Confession of a Lioness

Image of Confession of the Lioness: A Novel
Author(s): 
Release Date: 
July 14, 2015
Publisher/Imprint: 
Farrar, Straus and Giroux
Pages: 
208
Reviewed by: 

Mia Couto is a prize-winning writer living in Maputo, Mozambique, where he practices as a biologist. He writes in Portuguese and is well known in Portuguese speaking literary circles. Confession of a Lioness, his latest novel, is a bête noire, a dark fable, set in his native country. In this book Couto writes as a fabulist. The novel is post-modernism married to magical realism and shot through with African oral tradition spiritualism.

In other words it is a literary fiction hybrid.

Couto does not pretend to be a post-modernist in the James Joyce or Virginia Woolf mold or a writer in the magical realism genre of Gabriel Garcia Marquez or in the African oral tradition of a Ben Okri. But these are the writers whose influence we can see interwoven in his work.

In 1996, a Hollywood movie with Michael Douglas and Val Kilmer, and based on a book of the same name (supposedly a true story) The Ghost and the Darkness portrayed a white hunter in 1898 called in to help a European bridge builder in east Africa kill two man-eating lions, so-called “the white lions of Tsavo.” The African bridge workers did not believe they were “real” but spirits and named them “The Ghost” and “Darkness” who entered the village at night and eventually killed 130 people. Eventually both lions were killed and appear to have been albinos.

In Africa, as elsewhere, legends and folklore die slowly. Throughout sub-Saharan Africa (as in the Latin American consciousness of Marquez) the spirit world is separated by a gossamer thin fabric from our “real” world, a flimsy curtain easily rent.

This interregnum is the terrain of this mysterious, almost haunting, novel. In Confession of a Lioness lionesses are physical presences as well as spiritual entities that inhabit some of the women (with ancient witchcraft lineages) in Kulumani, a devastated, rural relic of a village, now largely abandoned. A frequent and unwilling shuttlecock tossed around in the long, freedom war between Frelimo and the Portuguese colonial administration in the 1980s and 1990s.

The novel is like a late Picasso work painted in shades of abstract modernism. When you try to find familiar images among the spaces, lines and shapes, you are defeated. In this work when you try to find chronological sequencing or to separate narrative voices you struggle. So best to let the power of the writing—and it is largely poetic and compelling—wash over you, and enjoy.

From Mariamar’s Diary: “And suddenly, there it is: a lioness! She’s come down to the drink from the calm water of that part of the riverbank. She contemplates me without fear or excitement. As if she had been waiting for me for a long time, she raises her head and pierces me with her inquisitive gaze. There is no tension in her behavior. It might be said she recognizes me. More than this: The lioness greets me with sisterly respect. We linger in this mutual contemplation and, gradually, a sense of spiritual harmony takes hold of me.

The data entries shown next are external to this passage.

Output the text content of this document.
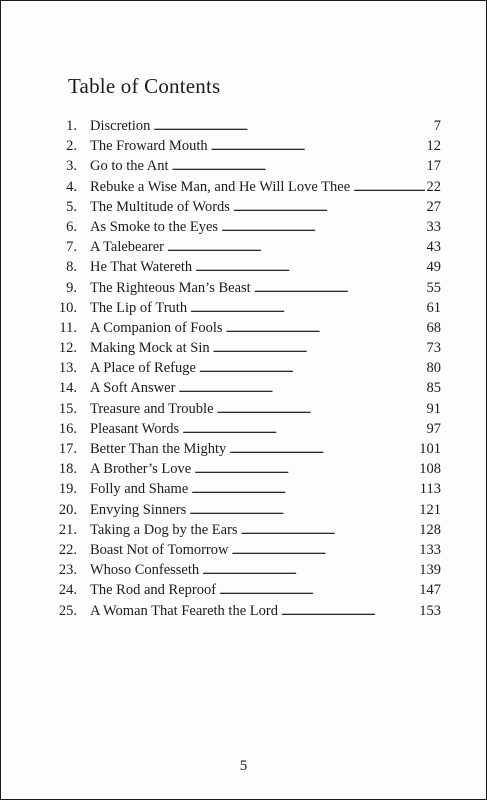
Table of Contents
1. Discretion . . .	7
2. The Froward Mouth . . .	12
3. Go to the Ant . . .	17
4. Rebuke a Wise Man, and He Will Love Thee . . .	22
5. The Multitude of Words . . .	27
6. As Smoke to the Eyes . . .	33
7. A Talebearer . . .	43
8. He That Watereth . . .	49
9. The Righteous Man’s Beast . . .	55
10. The Lip of Truth . . .	61
11. A Companion of Fools . . .	68
12. Making Mock at Sin . . .	73
13. A Place of Refuge . . .	80
14. A Soft Answer . . .	85
15. Treasure and Trouble . . .	91
16. Pleasant Words . . .	97
17. Better Than the Mighty . . .	101
18. A Brother’s Love . . .	108
19. Folly and Shame . . .	113
20. Envying Sinners . . .	121
21. Taking a Dog by the Ears . . .	128
22. Boast Not of Tomorrow . . .	133
23. Whoso Confesseth . . .	139
24. The Rod and Reproof . . .	147
25. A Woman That Feareth the Lord . . .	153
5
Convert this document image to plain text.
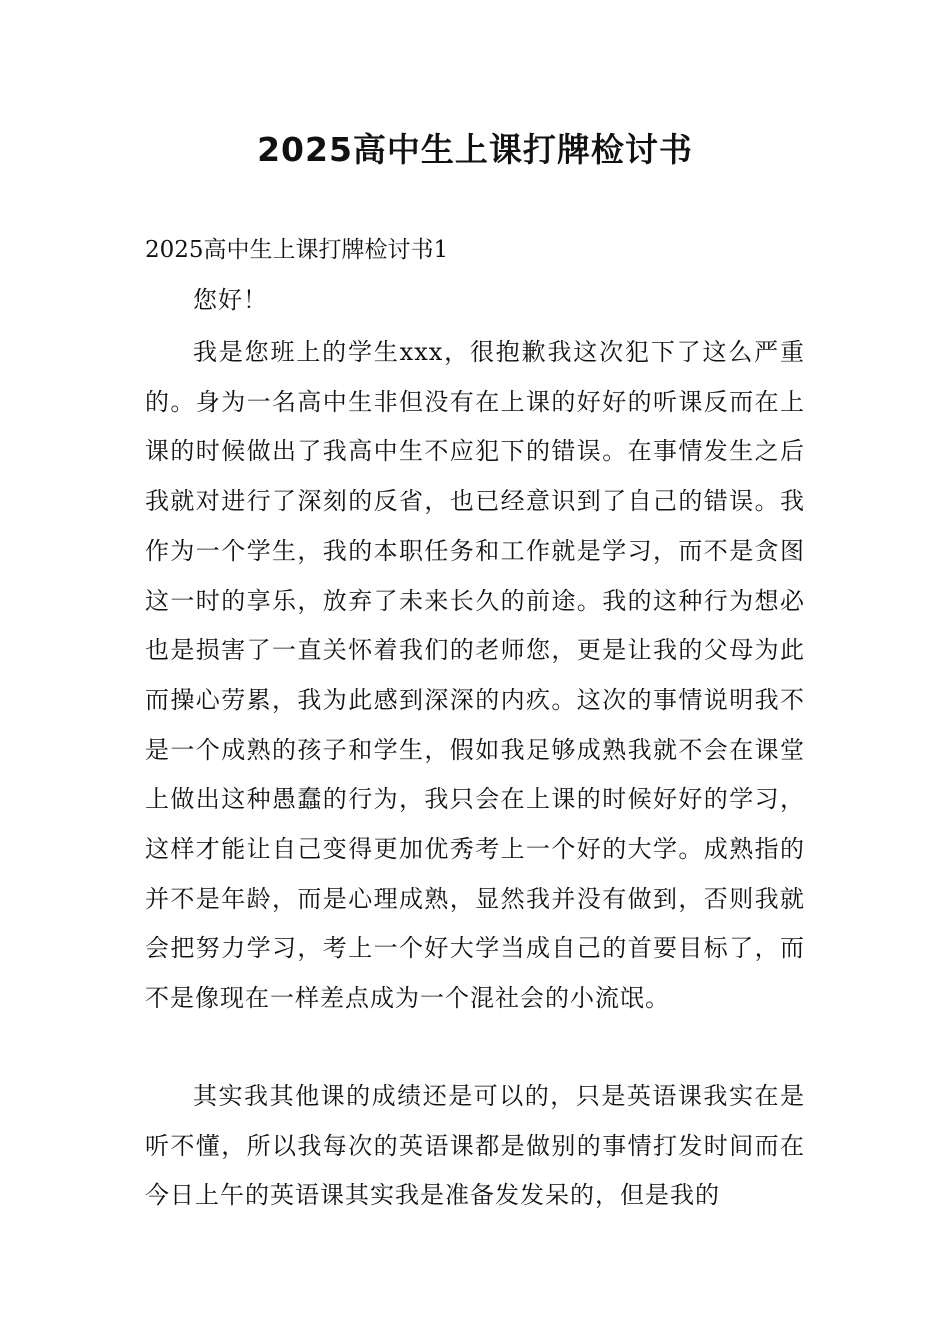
2025高中生上课打牌检讨书
2025高中生上课打牌检讨书1
您好！

我是您班上的学生xxx，很抱歉我这次犯下了这么严重的。身为一名高中生非但没有在上课的好好的听课反而在上课的时候做出了我高中生不应犯下的错误。在事情发生之后我就对进行了深刻的反省，也已经意识到了自己的错误。我作为一个学生，我的本职任务和工作就是学习，而不是贪图这一时的享乐，放弃了未来长久的前途。我的这种行为想必也是损害了一直关怀着我们的老师您，更是让我的父母为此而操心劳累，我为此感到深深的内疚。这次的事情说明我不是一个成熟的孩子和学生，假如我足够成熟我就不会在课堂上做出这种愚蠢的行为，我只会在上课的时候好好的学习，这样才能让自己变得更加优秀考上一个好的大学。成熟指的并不是年龄，而是心理成熟，显然我并没有做到，否则我就会把努力学习，考上一个好大学当成自己的首要目标了，而不是像现在一样差点成为一个混社会的小流氓。

其实我其他课的成绩还是可以的，只是英语课我实在是听不懂，所以我每次的英语课都是做别的事情打发时间而在今日上午的英语课其实我是准备发发呆的，但是我的
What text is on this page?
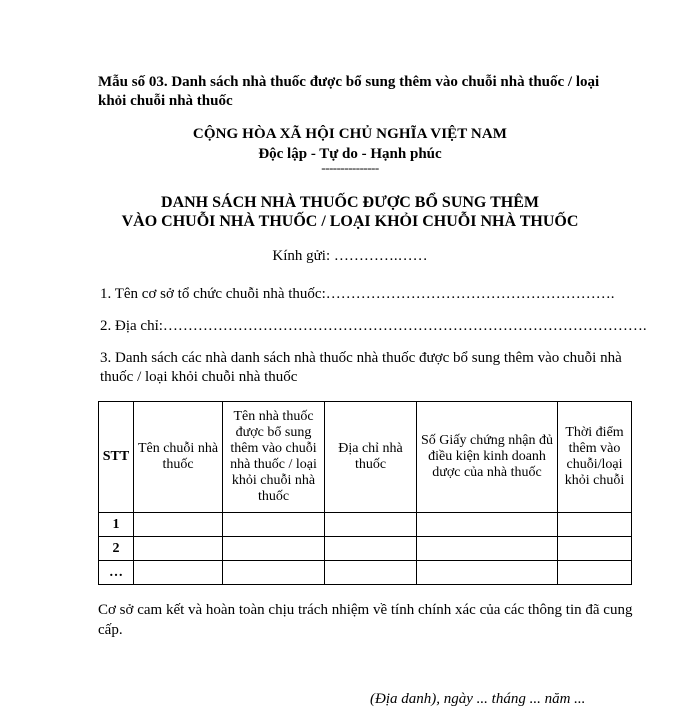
Mẫu số 03. Danh sách nhà thuốc được bổ sung thêm vào chuỗi nhà thuốc / loại khỏi chuỗi nhà thuốc
CỘNG HÒA XÃ HỘI CHỦ NGHĨA VIỆT NAM
Độc lập - Tự do - Hạnh phúc
---------------
DANH SÁCH NHÀ THUỐC ĐƯỢC BỔ SUNG THÊM
VÀO CHUỖI NHÀ THUỐC / LOẠI KHỎI CHUỖI NHÀ THUỐC
Kính gửi: ………….……
1. Tên cơ sở tổ chức chuỗi nhà thuốc:………………………………………………….
2. Địa chỉ:…………………………………………………………………………………….
3. Danh sách các nhà danh sách nhà thuốc nhà thuốc được bổ sung thêm vào chuỗi nhà thuốc / loại khỏi chuỗi nhà thuốc
STT	Tên chuỗi nhà thuốc	Tên nhà thuốc được bổ sung thêm vào chuỗi nhà thuốc / loại khỏi chuỗi nhà thuốc	Địa chỉ nhà thuốc	Số Giấy chứng nhận đủ điều kiện kinh doanh dược của nhà thuốc	Thời điểm thêm vào chuỗi/loại khỏi chuỗi
1					
2					
…					
Cơ sở cam kết và hoàn toàn chịu trách nhiệm về tính chính xác của các thông tin đã cung cấp.
(Địa danh), ngày ... tháng ... năm ...
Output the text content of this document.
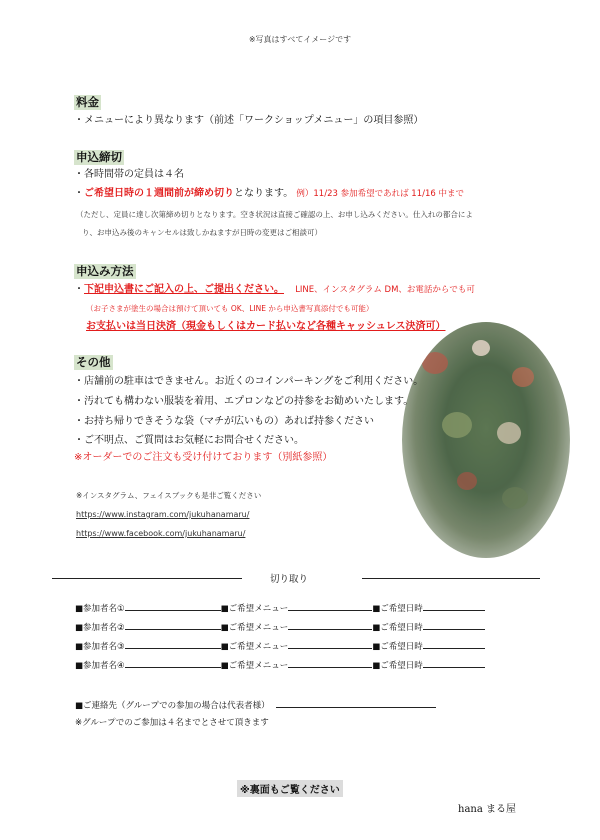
※写真はすべてイメージです
料金
・メニューにより異なります（前述「ワークショップメニュー」の項目参照）
申込締切
・各時間帯の定員は４名
・ご希望日時の１週間前が締め切りとなります。 例）11/23 参加希望であれば 11/16 中まで
（ただし、定員に達し次第締め切りとなります。空き状況は直接ご確認の上、お申し込みください。仕入れの都合によ
り、お申込み後のキャンセルは致しかねますが日時の変更はご相談可）
申込み方法
・下記申込書にご記入の上、ご提出ください。 LINE、インスタグラム DM、お電話からでも可
（お子さまが塗生の場合は預けて頂いても OK、LINE から申込書写真添付でも可能）
お支払いは当日決済（現金もしくはカード払いなど各種キャッシュレス決済可）
その他
・店舗前の駐車はできません。お近くのコインパーキングをご利用ください。
・汚れても構わない服装を着用、エプロンなどの持参をお勧めいたします。
・お持ち帰りできそうな袋（マチが広いもの）あれば持参ください
・ご不明点、ご質問はお気軽にお問合せください。
※オーダーでのご注文も受け付けております（別紙参照）
※インスタグラム、フェイスブックも是非ご覧ください
https://www.instagram.com/jukuhanamaru/
https://www.facebook.com/jukuhanamaru/
切り取り
■参加者名①	■ご希望メニュー	■ご希望日時
■参加者名②	■ご希望メニュー	■ご希望日時
■参加者名③	■ご希望メニュー	■ご希望日時
■参加者名④	■ご希望メニュー	■ご希望日時
■ご連絡先（グループでの参加の場合は代表者様）
※グループでのご参加は４名までとさせて頂きます
※裏面もご覧ください
hana まる屋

“Having slaked her thirst, the lioness stretches as if she wanted a second body to emerge from her own. Then she slowly withdraws, her tail swaying like a furry pendulum, each step caressing the earth’s surface. I smile with uncontained pride.”

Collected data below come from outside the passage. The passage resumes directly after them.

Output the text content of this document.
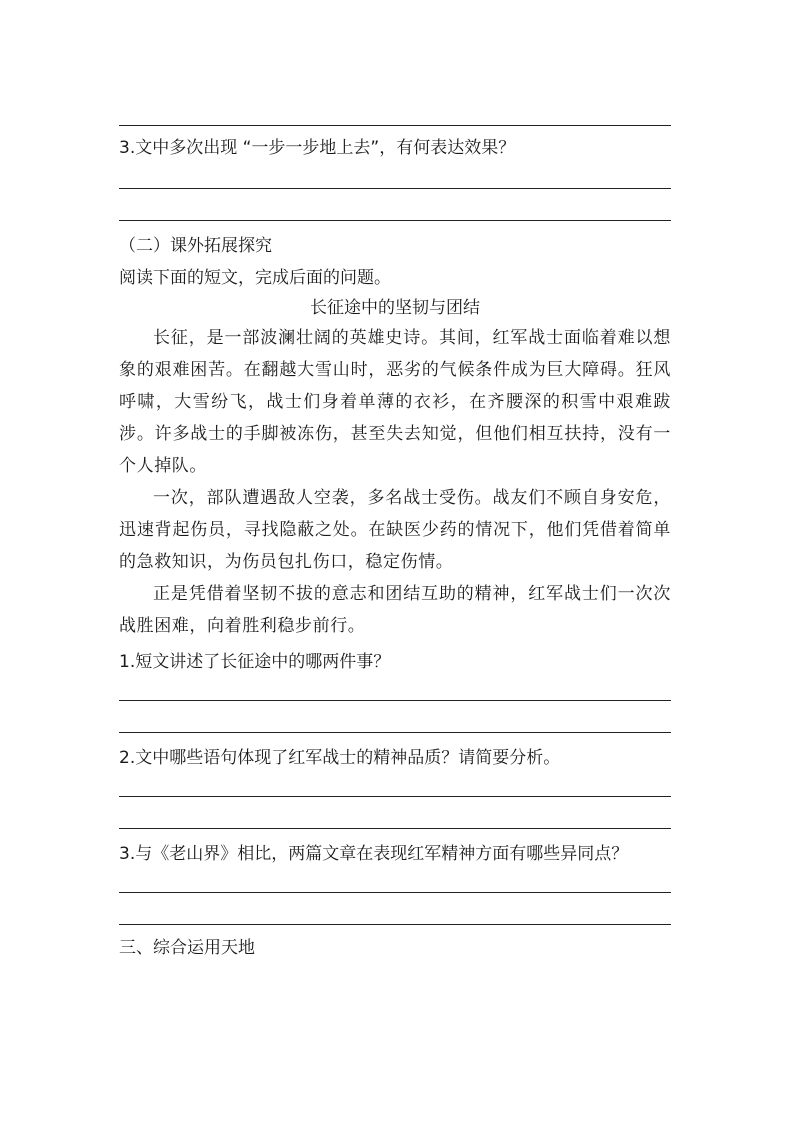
3.文中多次出现 “一步一步地上去”，有何表达效果？
（二）课外拓展探究
阅读下面的短文，完成后面的问题。
长征途中的坚韧与团结
长征，是一部波澜壮阔的英雄史诗。其间，红军战士面临着难以想象的艰难困苦。在翻越大雪山时，恶劣的气候条件成为巨大障碍。狂风呼啸，大雪纷飞，战士们身着单薄的衣衫，在齐腰深的积雪中艰难跋涉。许多战士的手脚被冻伤，甚至失去知觉，但他们相互扶持，没有一个人掉队。
一次，部队遭遇敌人空袭，多名战士受伤。战友们不顾自身安危，迅速背起伤员，寻找隐蔽之处。在缺医少药的情况下，他们凭借着简单的急救知识，为伤员包扎伤口，稳定伤情。
正是凭借着坚韧不拔的意志和团结互助的精神，红军战士们一次次战胜困难，向着胜利稳步前行。
1.短文讲述了长征途中的哪两件事？
2.文中哪些语句体现了红军战士的精神品质？请简要分析。
3.与《老山界》相比，两篇文章在表现红军精神方面有哪些异同点？
三、综合运用天地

If you must succumb to try and build a chronological grid of the novel, you’ll find it in two diaries that comprise the tale and therefore two voices. One voice is that of Mariamar (see above), one of four daughters, whose sister is killed and half-eaten by a lioness. Her father is a drunkard who sexually abuses his daughters, and a one time famous hunter. Their mother, Hanifa, is a fatalistic, dark force who partly inhabits her daughters’ world and partly lives with spirits.

Further lion killings occur. At the request of village elders for help, the newly independent, post-colonial Mozambique authorities send an inept local administrator, his obese wife, and a reporter. They also hire a mulatto hunter, Archangel Bullseye to kill the lioness. Bullseye’s account is found in the other diary.

Thereafter we are led through a maze of perhaps (overly ambitious themes) such as likely encroaching death by the spirit-lioness, but also burgeoning urban modernism versus ancient superstition, and a struggle to redefine gender roles in a country still struggling with the ravages of a recent, brutal civil war.

From Archangel Bullseye’s Diary: “I look around as if surveying the landscape. It’s the last time I shall see Kulumani. It’s the last time I shall hear this woman. With due respect for final goodbyes, Hanifa Assulua whispers: “I am the last lioness. That’s the secret only you know Archangel Bullseye . . . This is my confession. This is the thread of time I place in your hands.”